Laat competentiegericht onderwijs maar voor het HBO gelden, die leerlingen kunnen het misschien wel aan. Onze leerlingen in ieder geval niet!

2 opmerkingen:

Hans Steeman zei

Competentiegericht onderwijs: angst voor verandering en schoolcultuur zitten in de weg.
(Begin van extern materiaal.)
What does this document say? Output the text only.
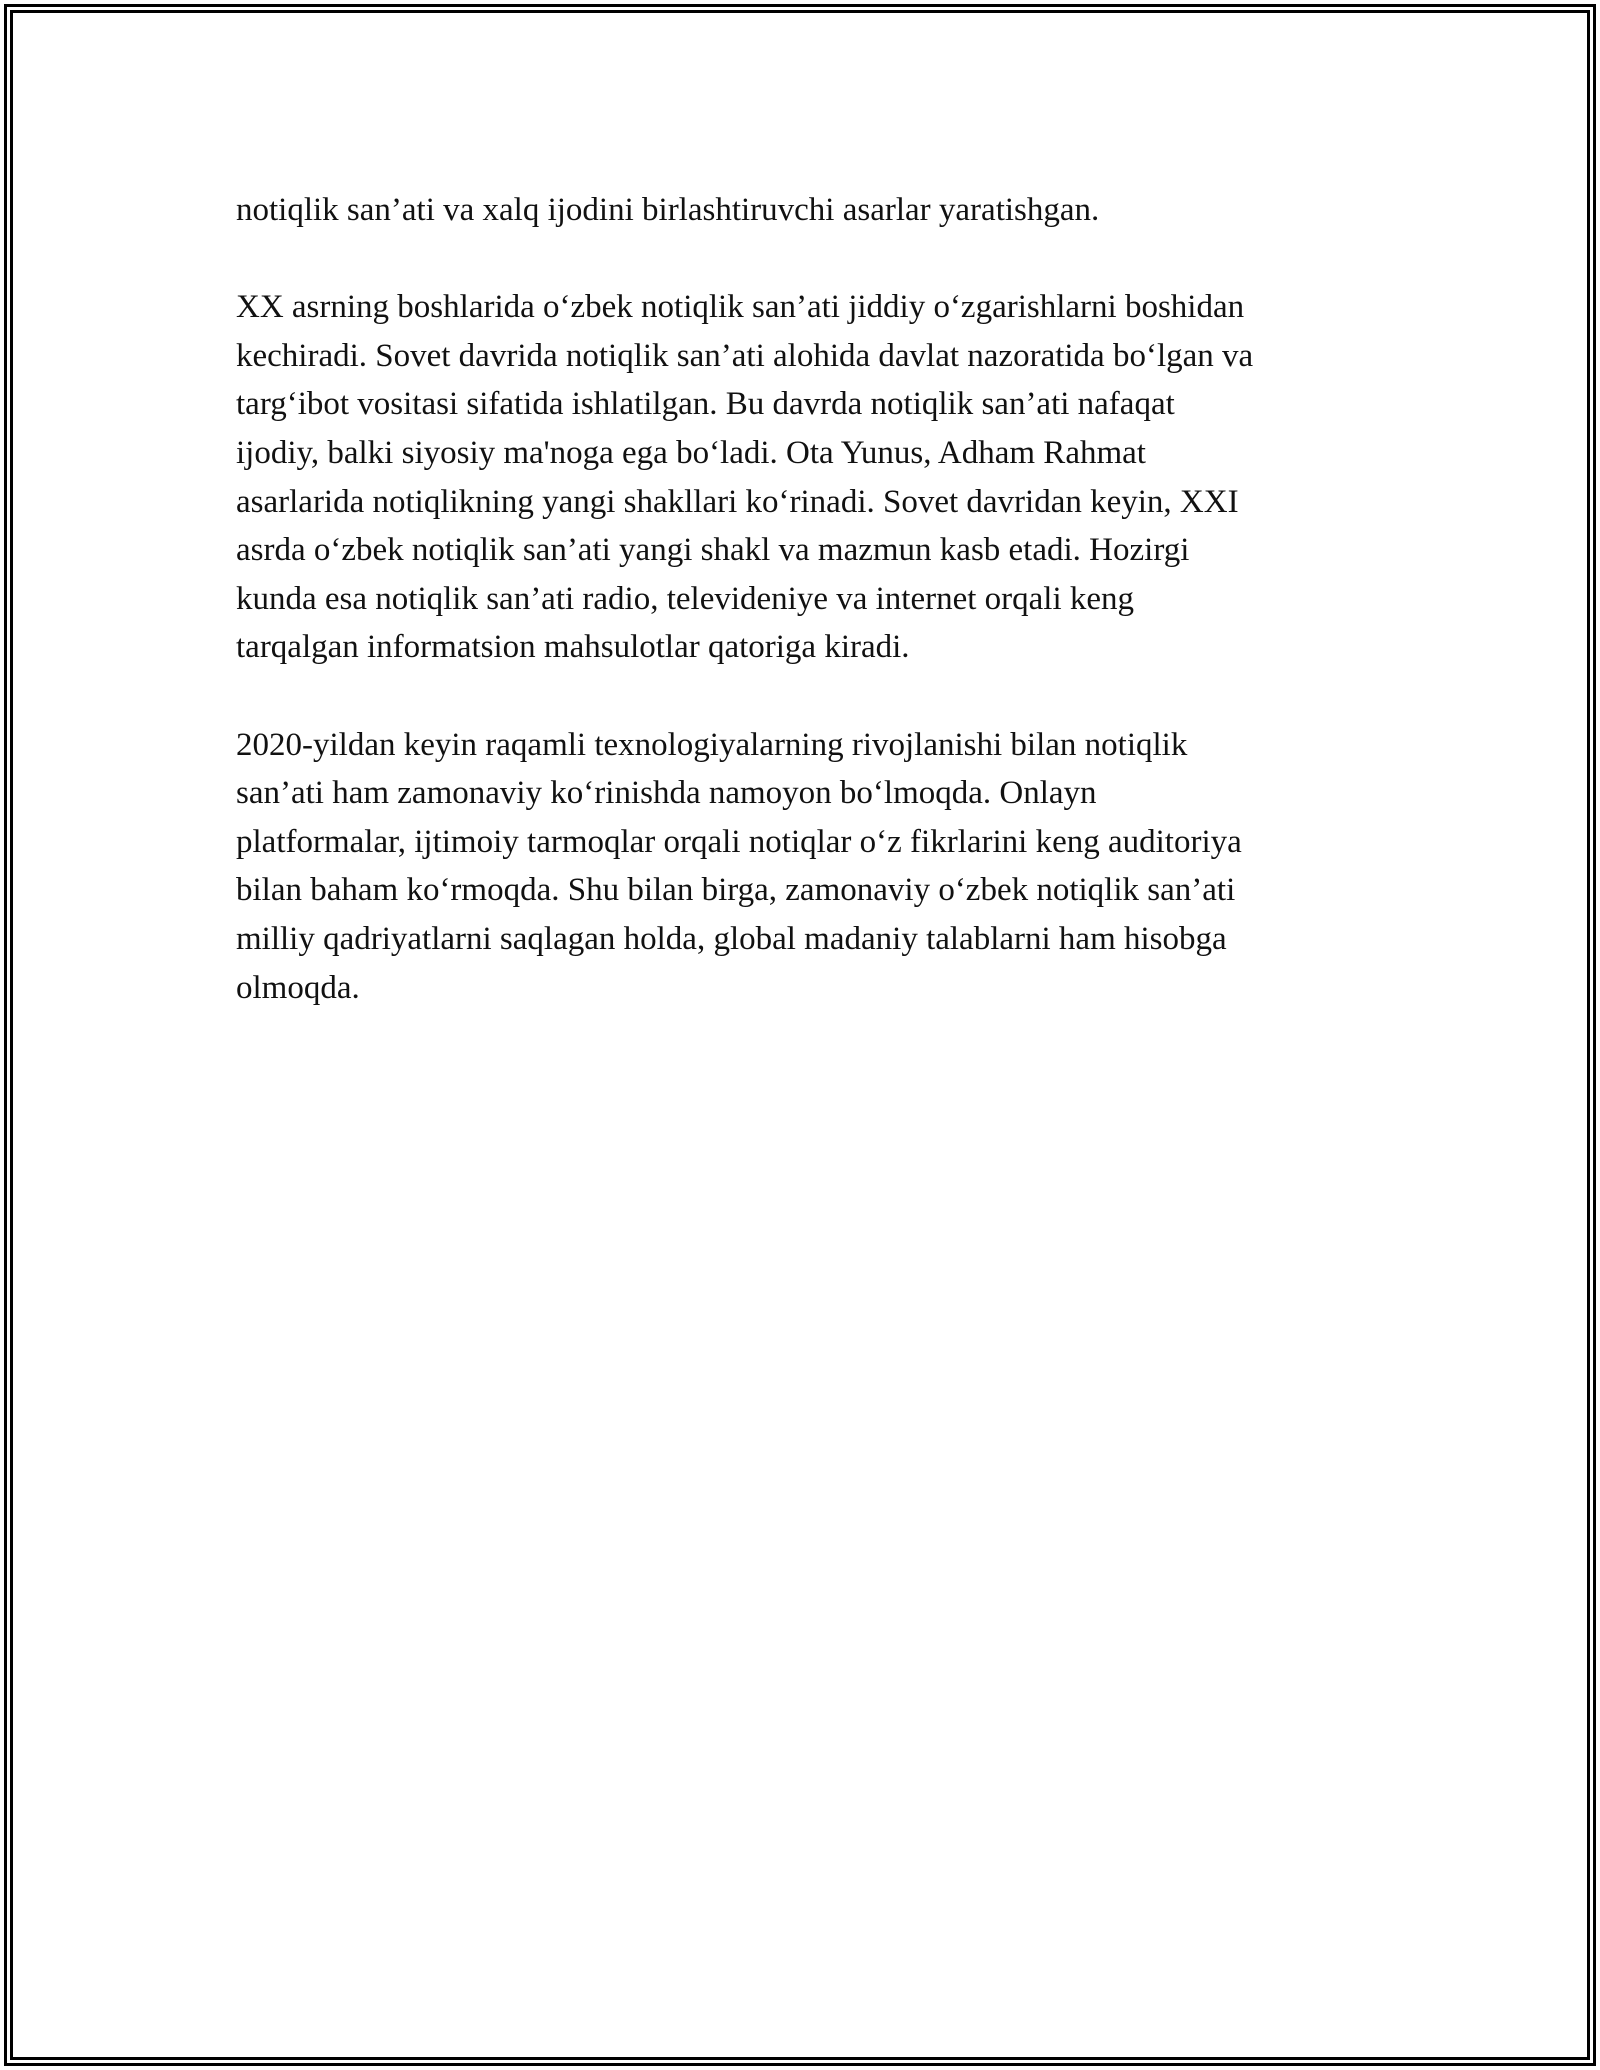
notiqlik san’ati va xalq ijodini birlashtiruvchi asarlar yaratishgan.

XX asrning boshlarida o‘zbek notiqlik san’ati jiddiy o‘zgarishlarni boshidan
kechiradi. Sovet davrida notiqlik san’ati alohida davlat nazoratida bo‘lgan va
targ‘ibot vositasi sifatida ishlatilgan. Bu davrda notiqlik san’ati nafaqat
ijodiy, balki siyosiy ma'noga ega bo‘ladi. Ota Yunus, Adham Rahmat
asarlarida notiqlikning yangi shakllari ko‘rinadi. Sovet davridan keyin, XXI
asrda o‘zbek notiqlik san’ati yangi shakl va mazmun kasb etadi. Hozirgi
kunda esa notiqlik san’ati radio, televideniye va internet orqali keng
tarqalgan informatsion mahsulotlar qatoriga kiradi.

2020-yildan keyin raqamli texnologiyalarning rivojlanishi bilan notiqlik
san’ati ham zamonaviy ko‘rinishda namoyon bo‘lmoqda. Onlayn
platformalar, ijtimoiy tarmoqlar orqali notiqlar o‘z fikrlarini keng auditoriya
bilan baham ko‘rmoqda. Shu bilan birga, zamonaviy o‘zbek notiqlik san’ati
milliy qadriyatlarni saqlagan holda, global madaniy talablarni ham hisobga
olmoqda.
Competentiegericht leren binnen het MBO en het HBO staat volop in de aandacht. De meeste mediaberichten zijn negatief getint en dat vind ik jammer. Er wordt meestal alleen vluchtig ingegaan op het feit dat het niet werkt. Waarom het niet werkt blijft onduidelijk. Ik ben dit jaar bezig met het invoeren van competentiegericht onderwijs binnen de administratieve opleidingen van het ROC Nijmegen en mij vallen drie zaken op:

- Docenten willen niet mee in de verandering, uit angst.
- Het regime waarin schoolorganisaties opereren en worden gecontroleerd is te strak en
star.
- Leerlingen willen duidelijkheid en hulp van bekwame mensen.

Angst voor verandering:
Mensen houden niet van verandering. Dat brengt onzekerheid met zich mee. Dat geldt ook voor docenten. Docenten binnen het MBO zijn opgeleid voor een vak, dat willen ze graag overbrengen. Ze stellen zich dan ook maar mondjesmaat voor andere vakgebieden open en willen zeker niet integratief verschillende vakken aanbieden. Verder is het vak van een docent vrij individualistisch. De docent trekt zijn of haar klasdeur dicht en niemand weet hoe hij of zij lesgeeft en met leerlingen omgaat. Bij het competentiegericht leren, wordt geleerd vanuit een praktijksituatie of een probleem. Hierdoor komen vele vakgebieden samen en zijn docenten genoodzaakt om met collega’s samen te werken. Dit is volgens mij juist een kans om het onderwijs en het vak van docent aantrekkelijker te maken, doordat er meer openheid komt en daardoor meer ruimte voor uitwisseling is. Hierdoor zien docenten van elkaar hoe het vak bedreven wordt, wat men decennia lang niet gewend was.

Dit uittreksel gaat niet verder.